Summary
PepsiCo, Inc. (PEP) filed an 8-K on March 14, 2014, reporting a change in its Board of Directors and amendments to its Long-Term Incentive Plan. Dr. Victor J. Dzau resigned from the Board, effective immediately, due to his upcoming appointment as President of the Institute of Medicine on July 1, 2014. This change in directorship is noted, though the direct impact on day-to-day operations or financial performance is not detailed in this filing. The more significant development for investors likely lies in the amendments approved for the Amended and Restated PepsiCo, Inc. 2007 Long-Term Incentive Plan.
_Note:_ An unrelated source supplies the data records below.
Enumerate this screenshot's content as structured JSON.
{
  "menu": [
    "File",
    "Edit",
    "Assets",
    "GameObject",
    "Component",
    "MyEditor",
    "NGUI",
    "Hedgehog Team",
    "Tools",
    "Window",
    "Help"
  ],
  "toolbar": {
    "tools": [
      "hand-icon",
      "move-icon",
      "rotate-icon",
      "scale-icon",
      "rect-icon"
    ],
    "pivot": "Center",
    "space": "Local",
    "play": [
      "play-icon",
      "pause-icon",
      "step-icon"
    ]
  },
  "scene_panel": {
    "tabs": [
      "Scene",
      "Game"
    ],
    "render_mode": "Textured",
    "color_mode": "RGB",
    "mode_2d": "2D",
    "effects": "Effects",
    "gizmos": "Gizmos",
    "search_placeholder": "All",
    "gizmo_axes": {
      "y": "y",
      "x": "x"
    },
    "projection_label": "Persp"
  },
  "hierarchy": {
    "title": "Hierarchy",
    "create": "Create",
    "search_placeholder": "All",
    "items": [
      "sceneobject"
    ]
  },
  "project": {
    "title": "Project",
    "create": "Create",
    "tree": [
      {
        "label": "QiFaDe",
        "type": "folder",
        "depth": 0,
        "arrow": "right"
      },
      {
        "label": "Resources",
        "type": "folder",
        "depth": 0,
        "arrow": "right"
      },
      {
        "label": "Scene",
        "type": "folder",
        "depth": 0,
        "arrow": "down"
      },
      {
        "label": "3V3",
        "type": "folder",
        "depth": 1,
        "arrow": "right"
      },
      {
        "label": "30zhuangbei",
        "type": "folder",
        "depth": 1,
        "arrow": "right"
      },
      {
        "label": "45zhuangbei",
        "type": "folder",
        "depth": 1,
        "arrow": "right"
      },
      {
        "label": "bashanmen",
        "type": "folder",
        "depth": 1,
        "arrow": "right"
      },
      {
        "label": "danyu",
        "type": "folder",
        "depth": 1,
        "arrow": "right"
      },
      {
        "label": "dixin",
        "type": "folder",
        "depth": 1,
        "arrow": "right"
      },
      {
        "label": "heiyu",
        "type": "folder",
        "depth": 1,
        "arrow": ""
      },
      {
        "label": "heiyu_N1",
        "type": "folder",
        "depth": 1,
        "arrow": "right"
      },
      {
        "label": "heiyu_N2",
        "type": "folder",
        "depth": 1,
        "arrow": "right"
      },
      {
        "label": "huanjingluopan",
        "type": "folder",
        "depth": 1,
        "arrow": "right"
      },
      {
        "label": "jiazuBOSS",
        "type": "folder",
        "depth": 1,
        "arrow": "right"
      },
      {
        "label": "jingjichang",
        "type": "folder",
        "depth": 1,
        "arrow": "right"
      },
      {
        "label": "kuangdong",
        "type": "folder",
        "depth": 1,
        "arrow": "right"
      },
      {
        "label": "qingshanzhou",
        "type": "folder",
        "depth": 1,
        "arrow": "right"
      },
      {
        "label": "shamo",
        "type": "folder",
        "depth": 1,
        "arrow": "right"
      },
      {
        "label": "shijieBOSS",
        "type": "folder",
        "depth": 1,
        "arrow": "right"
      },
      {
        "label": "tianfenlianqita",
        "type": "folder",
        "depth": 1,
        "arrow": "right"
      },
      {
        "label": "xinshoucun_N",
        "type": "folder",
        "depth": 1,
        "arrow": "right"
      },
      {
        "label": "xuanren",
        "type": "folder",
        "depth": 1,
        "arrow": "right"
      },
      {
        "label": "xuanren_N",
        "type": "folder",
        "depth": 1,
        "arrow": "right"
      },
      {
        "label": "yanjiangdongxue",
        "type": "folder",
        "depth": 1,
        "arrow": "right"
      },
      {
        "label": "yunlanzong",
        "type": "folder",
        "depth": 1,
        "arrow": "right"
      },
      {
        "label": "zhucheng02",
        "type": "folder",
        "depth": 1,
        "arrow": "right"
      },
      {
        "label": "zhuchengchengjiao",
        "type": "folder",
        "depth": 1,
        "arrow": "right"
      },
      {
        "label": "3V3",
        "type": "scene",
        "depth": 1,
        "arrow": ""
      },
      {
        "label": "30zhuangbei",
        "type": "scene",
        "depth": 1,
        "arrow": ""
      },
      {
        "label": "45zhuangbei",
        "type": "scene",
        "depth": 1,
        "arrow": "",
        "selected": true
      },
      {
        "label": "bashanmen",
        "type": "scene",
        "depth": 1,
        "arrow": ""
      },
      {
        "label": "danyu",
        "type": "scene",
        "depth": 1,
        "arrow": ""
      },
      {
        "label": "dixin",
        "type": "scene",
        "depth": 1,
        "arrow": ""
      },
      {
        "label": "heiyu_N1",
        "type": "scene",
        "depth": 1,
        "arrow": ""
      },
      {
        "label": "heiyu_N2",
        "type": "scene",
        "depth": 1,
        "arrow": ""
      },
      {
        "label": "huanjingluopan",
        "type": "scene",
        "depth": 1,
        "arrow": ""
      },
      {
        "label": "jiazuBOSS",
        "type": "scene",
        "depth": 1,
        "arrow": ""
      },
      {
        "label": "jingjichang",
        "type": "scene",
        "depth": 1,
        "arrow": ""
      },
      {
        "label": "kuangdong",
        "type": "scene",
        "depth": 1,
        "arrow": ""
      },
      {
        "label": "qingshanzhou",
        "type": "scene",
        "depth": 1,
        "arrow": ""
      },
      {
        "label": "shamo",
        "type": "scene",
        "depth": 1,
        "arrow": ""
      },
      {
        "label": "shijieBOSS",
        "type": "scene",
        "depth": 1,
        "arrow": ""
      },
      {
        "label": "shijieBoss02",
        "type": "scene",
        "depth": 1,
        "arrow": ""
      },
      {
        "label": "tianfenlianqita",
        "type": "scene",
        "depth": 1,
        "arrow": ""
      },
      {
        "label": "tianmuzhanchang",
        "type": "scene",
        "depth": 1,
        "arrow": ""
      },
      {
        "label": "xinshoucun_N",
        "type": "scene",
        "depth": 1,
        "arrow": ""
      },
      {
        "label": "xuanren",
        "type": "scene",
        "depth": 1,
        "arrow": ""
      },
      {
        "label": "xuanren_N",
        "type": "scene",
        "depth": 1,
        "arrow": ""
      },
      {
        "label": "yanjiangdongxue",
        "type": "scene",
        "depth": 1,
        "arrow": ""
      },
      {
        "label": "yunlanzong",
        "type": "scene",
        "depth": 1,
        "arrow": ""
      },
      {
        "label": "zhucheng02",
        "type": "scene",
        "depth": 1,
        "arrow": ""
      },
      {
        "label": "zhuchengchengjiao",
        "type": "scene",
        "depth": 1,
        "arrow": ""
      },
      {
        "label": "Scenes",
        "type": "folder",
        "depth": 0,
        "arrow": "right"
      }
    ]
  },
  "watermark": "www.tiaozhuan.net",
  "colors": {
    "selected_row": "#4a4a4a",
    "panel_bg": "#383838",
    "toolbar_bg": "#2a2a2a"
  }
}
These changes aim to enhance transparency and align with longstanding practices, specifically by clarifying provisions that prohibit the repricing of stock options and stock appreciation rights without shareholder approval. Crucially, the amendments now explicitly forbid the cancellation of underwater options or SARs for cash or other securities. Additionally, minimum vesting periods for equity awards have been extended to include stock options and stock appreciation rights, reinforcing a commitment to long-term employee alignment and potentially impacting future equity-based compensation structures.
Key Highlights
- 1Resignation of Dr. Victor J. Dzau from the Board of Directors, effective March 13, 2014.
- 2Dr. Dzau's resignation is due to his appointment as President of the Institute of Medicine.
- 3Amendments approved for the Amended and Restated PepsiCo, Inc. 2007 Long-Term Incentive Plan.
- 4Clarification of provisions prohibiting repricing of stock options and stock appreciation rights without shareholder approval.
- 5Explicit prohibition against cancelling underwater options or stock appreciation rights for cash or other securities.
- 6Extension of minimum vesting provisions for time-based equity awards to include stock options and stock appreciation rights.